Quilt Judging Introduction:
In 2002 I completed a four-day workshop on judging quilts and wearable art presented by the Northern California Quilt Council and soon began judging. In 2008 I became a Certified Judge through the National Quilting Association (NQA), now the National Association of Certified Quilt Judges (NACQJ), whose self-study requirements are rigorous. They include submitting in-depth paperwork on judging problems and techniques, which must pass a panel of three certified judges, followed by passing a panel interview and mock judging demonstration with another three certified judges.
To fulfill the continuing education requirement for certified judges, I regularly attend programs and workshops to learn new techniques that arise and add to my design knowledge and skill. In 2015 I became a Qualified Instructor through NACQJ to teach the association's Two-Day Judging Seminar.
To date, I have judged over one hundred fifty shows at regional and national venues, having been invited back by many show organizers. I have also juried large regional shows and served as the judging floor coordinator several times, so I thoroughly understand the entire judging process.
As a judge, my goal is to encourage makers through positive and constructive feedback. As such, I prefer the elimination method to the point system when evaluating, because comments rather than points give each entrant feedback specific to their piece.
Positive and constructive comments cover both design and workmanship. Design includes the quilt top and the quilting design and how it relates to and enhances the top. Workmanship is the construction of the quilt top and how well the quilting is executed.
The purpose for positive comments is to recognize and encourage entrants. The goal for constructive comments is to provide information on how to improve future work. To that end, I encourage volunteers to assist with judging to better understand and see it is about encouragement not criticism.
During judging, I strive for professionalism and objectivity. Design and workmanship are the two players in a quilt’s success. Ultimately, I choose winners based on the degree of difficulty and complexity of design. For degree of difficulty, I consider how challenging it was to construct and quilt a piece. Complexity of design concerns the number of decisions the entrant made to create a piece.
Ideally, allow four minutes per quilt for five to six well-considered comments per piece. If there are 110 quilts, that equals 7.5 hours not including Best of Show selection and special awards. Judges may comfortably evaluate up to 125 quilts in one day but with fewer number of comments. Organizations should consider their goals. If educational feedback to entrants is important, more time is necessary.
I judge solo or in a team with one to two other judges. Organizations should take into consideration that one judge works faster than a team. A team needs to agree on the wording of comments provided to scribes, and show organizers should plan the time schedule accordingly.
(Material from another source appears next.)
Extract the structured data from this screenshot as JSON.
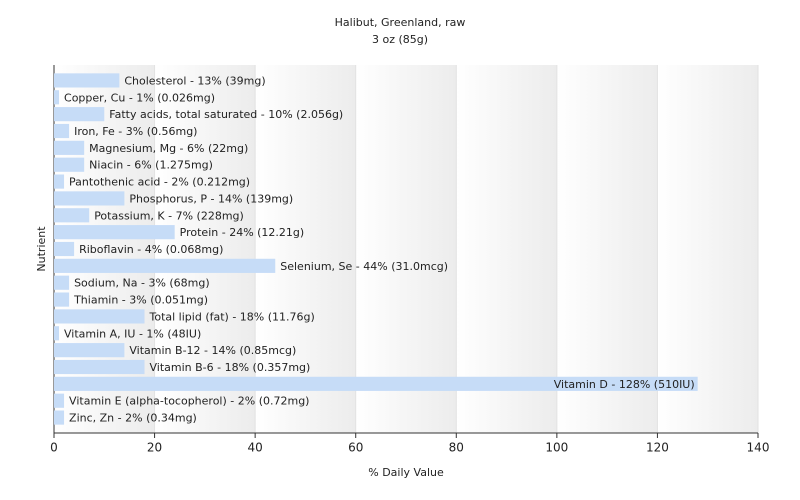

If your group is considering a judged show, I encourage you to contact me. I have heard many times from formerly non-judged shows that after they began judging the quality of subsequent shows noticeably improved as a result of feedback to entrants. I’m happy to assist with category definitions, the judging form, judging floor set-up and any questions you may have.
Judging fees are $400.00 per day. Additional costs are noted below.
- Local judging includes the current IRS mileage to and from the venue and meals.
- Distance travel includes airfare, the current IRS mileage to and from the airport, airport parking, meals and incidentals, and a private, non-smoking room, preferably at a hotel. Please note I have dietary restrictions best handled by a per diem for meals. If they are provided by the sponsor, I'm happy to send a list of restricted items.